Sport : Neue Ordnung

Holger Fach löst Ewald Lienen als Trainer in Gladbach ab

Richard Leipold

Mönchengladbach. Ein Kameramann nahm die unerwartete Spätschicht mit Humor: „Zu Hause wäre es doch langweilig gewesen.“ Borussia Mönchengladbach trug am Sonntag mit dem ersten Trainerwechsel der Saison am meisten dazu bei, dass es nicht langweilig wird in der Fußball-Bundesliga. Knapp 24 Stunden nach der 0:2-Niederlage in Hannover entließ der Verein seinen Cheftrainer Ewald Lienen und ernannte Holger Fach zu dessen Nachfolger. Die Entscheidung war am Sonntagvormittag gefallen. „Wir haben uns gemeinsam entschieden, diesen Wechsel vorzunehmen und die Reißleine zu ziehen“, sagte Präsident Adalbert Jordan, der zuvor mit seinen Präsidiumskollegen und Sportdirektor Christian Hochstätter getagt hatte. Der Vorstand sei davon überzeugt, „eine sehr gute Lösung gefunden zu haben“.

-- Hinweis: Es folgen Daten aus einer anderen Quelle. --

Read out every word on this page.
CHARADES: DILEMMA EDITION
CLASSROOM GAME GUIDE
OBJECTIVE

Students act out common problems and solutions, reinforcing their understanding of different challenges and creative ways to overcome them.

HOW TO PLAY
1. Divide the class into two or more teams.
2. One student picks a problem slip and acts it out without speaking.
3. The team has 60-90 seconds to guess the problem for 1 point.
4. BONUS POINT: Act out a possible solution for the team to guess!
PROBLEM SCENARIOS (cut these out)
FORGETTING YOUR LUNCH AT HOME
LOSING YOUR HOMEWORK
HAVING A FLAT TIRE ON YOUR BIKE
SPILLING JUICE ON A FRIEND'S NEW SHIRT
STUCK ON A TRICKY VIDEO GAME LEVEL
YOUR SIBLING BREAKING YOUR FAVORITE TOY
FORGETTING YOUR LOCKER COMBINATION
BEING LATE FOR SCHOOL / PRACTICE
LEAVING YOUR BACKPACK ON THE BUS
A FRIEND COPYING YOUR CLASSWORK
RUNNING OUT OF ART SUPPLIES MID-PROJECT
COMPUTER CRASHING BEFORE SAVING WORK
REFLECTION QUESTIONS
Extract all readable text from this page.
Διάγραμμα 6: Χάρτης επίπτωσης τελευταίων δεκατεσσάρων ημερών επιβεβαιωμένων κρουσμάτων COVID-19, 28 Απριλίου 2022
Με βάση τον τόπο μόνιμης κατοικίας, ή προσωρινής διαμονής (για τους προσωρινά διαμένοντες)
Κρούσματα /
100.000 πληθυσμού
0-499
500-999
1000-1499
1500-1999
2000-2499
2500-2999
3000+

Laut Jordan ist Fach „ein analytisch und logisch denkender Trainer“. Er erhielt einen Vertrag bis Saisonende und wird heute zum ersten Mal das Training am Bökelberg leiten. Über seine Arbeitsweise sagte Fach, er sei kein Trainer, der sich über Systeme auslasse. Den Fans sei es letztlich egal, wie die Mannschaft spiele, ob modern oder unmodern. Sie müsse nur wieder Erfolg haben. Er wolle aber „attraktiven Fußball“ anbieten.

Lienen bekam bei einem Treffen in einem Mönchengladbacher Hotel mitgeteilt, dass er ab sofort von seinen Aufgaben freigestellt sei. Er habe die Nachricht enttäuscht, aber professionell aufgenommen, verlautete aus dem Präsidium. Obwohl er die Borussia in der vorigen Saison vor dem Abstieg gerettet hatte, endete Lienens Dienstzeit am Bökelberg nach nicht einmal sieben Monaten. Lienen war am 2. März als Nachfolger Hans Meyers verpflichtet worden. Die Verantwortlichen des Klubs haben ihm nicht mehr zugetraut, die vor Saisonbeginn ausgegebenen Ziele zu erreichen.

Als Fach am Sonntagnachmittag vor der Geschäftsstelle vorfuhr, bot sich eine Szene, die zum Anlass seines Einsatzes passte. Fach stellte sein Auto nicht auf dem kurzfristig frei gewordenen „Trainerparkplatz“ ab, sondern auf einem Parkplatz der Polizei. Seine erste Aufgabe ist es, bei Borussia die Ordnung in der zuletzt von Lienen durcheinander gewürfelten Mannschaft wieder herzustellen. Die Borussia hat zuletzt viermal nacheinander verloren.

Wie Lienen hat auch Fach einige Jahre für den Klub gespielt; später arbeitete er als Talentsucher und Trainer der Gladbacher Amateurmannschaft. Erst Ende August hatte der 41-Jährige die Borussia verlassen und beim Regionalligisten Rot-Weiß Essen angefangen, wo er sich mit drei Siegen einführte. Dennoch zögerte er nicht, das Angebot aus Gladbach anzunehmen. „Nach drei Wochen zu gehen ist ungewöhnlich“, sagte Fach. Aber die Chance, „zu den 18 Privilegierten in Deutschland zu gehören, die solch einen Job haben“, habe er sich nicht entgehen lassen können. In Essen so rasch aus dem Vertrag herauszukommen war nur Formsache. Fach hatte die Borussia vor drei Wochen nur unter der Voraussetzung verlassen dürfen, dass sein Vertrag einen solchen Passus enthält.

Der Wechsel von Lienen zu Fach war ähnlich sorgfältig vorbereitet wie vor etwas mehr als einem halben Jahr der Tausch von Meyer zu Lienen. „Wir haben schon am vergangenen Mittwoch nach dem Frankfurtspiel darüber nachgedacht, uns von Lienen zu trennen“, sagte Hochstätter. Fach war bereits als Nachfolger Meyers im Gespräch gewesen. Warum die Wahl dann doch nicht auf ihn gefallen war, wollte Hochstätter nicht erläutern.